Но уйти он не мог. Когда ему разрешали посидеть рядом, он держал ее за руку или гладил по голове. Лео терпела, пережидала: сопротивление отбирало больше сил, но и так она тоже уставала. Он это чувствовал, но ему не хватало великодушия устраниться. Прикасаясь к ней, он надеялся узнать, что же произошло, как она упала в обморок, почему умер ребенок. Знание не приходило; Лео ничего не передавала телепатически, а блокнот и ручку, которые при первых признаках улучшения Протопопов начал совать ей в руки, неизменно отталкивала. Без особых эмоций, но твердо, решительно.
Кое-что прояснилось, когда к ней из Иванова приехали родители. Их, кстати, известил Протопопов — по совету Ласточки, сам бы не догадался, в таком был ступоре. Ласточку возмущало, что муж пропадает в больнице, и она пыталась это запретить, но, ничего не добившись, перестала обращать на него внимание: а какой еще выход, если товарищ не в себе? Она демонстративно зажила своей жизнью, практически узаконив присутствие в ней Глеба, и довольно скоро укатила с ним на Сейшеллы. К Лео она сочувствия не проявляла, лишь в первый момент, поддавшись естественному порыву, дала Протопопову несколько дельных советов, но впоследствии повторяла одно: «Твои дела, ты и улаживай».

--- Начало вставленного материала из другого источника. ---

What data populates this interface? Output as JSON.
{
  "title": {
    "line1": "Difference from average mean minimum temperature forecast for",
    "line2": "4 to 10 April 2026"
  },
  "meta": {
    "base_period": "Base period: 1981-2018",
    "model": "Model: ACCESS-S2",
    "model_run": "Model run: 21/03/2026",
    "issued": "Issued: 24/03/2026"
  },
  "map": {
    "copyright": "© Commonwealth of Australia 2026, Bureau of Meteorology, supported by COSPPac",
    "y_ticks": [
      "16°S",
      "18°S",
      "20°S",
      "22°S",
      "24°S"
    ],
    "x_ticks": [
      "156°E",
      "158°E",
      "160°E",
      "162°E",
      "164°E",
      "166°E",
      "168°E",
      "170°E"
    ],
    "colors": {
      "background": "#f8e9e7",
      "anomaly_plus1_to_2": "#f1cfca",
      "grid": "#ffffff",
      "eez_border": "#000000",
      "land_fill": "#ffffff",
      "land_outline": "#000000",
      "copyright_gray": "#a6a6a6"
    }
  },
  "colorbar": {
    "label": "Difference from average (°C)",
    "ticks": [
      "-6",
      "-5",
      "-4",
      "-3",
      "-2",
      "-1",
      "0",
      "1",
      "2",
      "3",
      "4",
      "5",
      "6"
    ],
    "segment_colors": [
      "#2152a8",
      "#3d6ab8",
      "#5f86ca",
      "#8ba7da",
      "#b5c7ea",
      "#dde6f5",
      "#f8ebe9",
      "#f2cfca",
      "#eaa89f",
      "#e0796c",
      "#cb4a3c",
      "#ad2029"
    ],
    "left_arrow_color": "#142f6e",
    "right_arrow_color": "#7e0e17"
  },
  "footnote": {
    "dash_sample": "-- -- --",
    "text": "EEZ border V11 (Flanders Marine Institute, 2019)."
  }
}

Он улаживал. Как умел: совал деньги врачам, медсестрам, санитаркам, таскал деликатесы, рассчитывая порадовать пациентку, но в конечном итоге заваливая огромными сумками ординаторскую. Контакты с родителями Лео требовали большого мужества, настолько нестерпимо болезненно было их с Протопоповым несоприкосновение. Он пытался разговаривать, объясняться — без толку. Мать кивала и смотрела прозрачным взглядом. Отец, простоватый дядька младше Протопопова, казавшийся много старше, не годами, а исключительной основательностью, вел себя корректно, но, совсем как Лео, неведомыми флюидами транслировал свое не то чтобы осуждение, нет… полное биологическое неприятие того факта, что немолодой солидный господин позволил себе вступить в интимные отношения с девочкой, годящейся ему в дочери. И тем более допустил, чтобы это привело к беременности и закончилось тем, чем закончилось.
Его моральная правота была невидима, но всепроникающа и смертоносна, как радиация. Протопопов медленно умирал от позора.
Впрочем, оказываясь вне больницы и, соответственно, зоны поражения, переставал понимать: за что ж его так сильно кошмарить? Дочка давным-давно совершеннолетняя; он ее ни к чему не принуждал.
Так или иначе, именно от отца Лео Протопопов узнал, что ее муж Антон погиб, причем в Москве. Но как, отчего, почему, бог весть; не люди, а партизаны какие-то. Хотя он особо не расспрашивал; не желают говорить — не надо.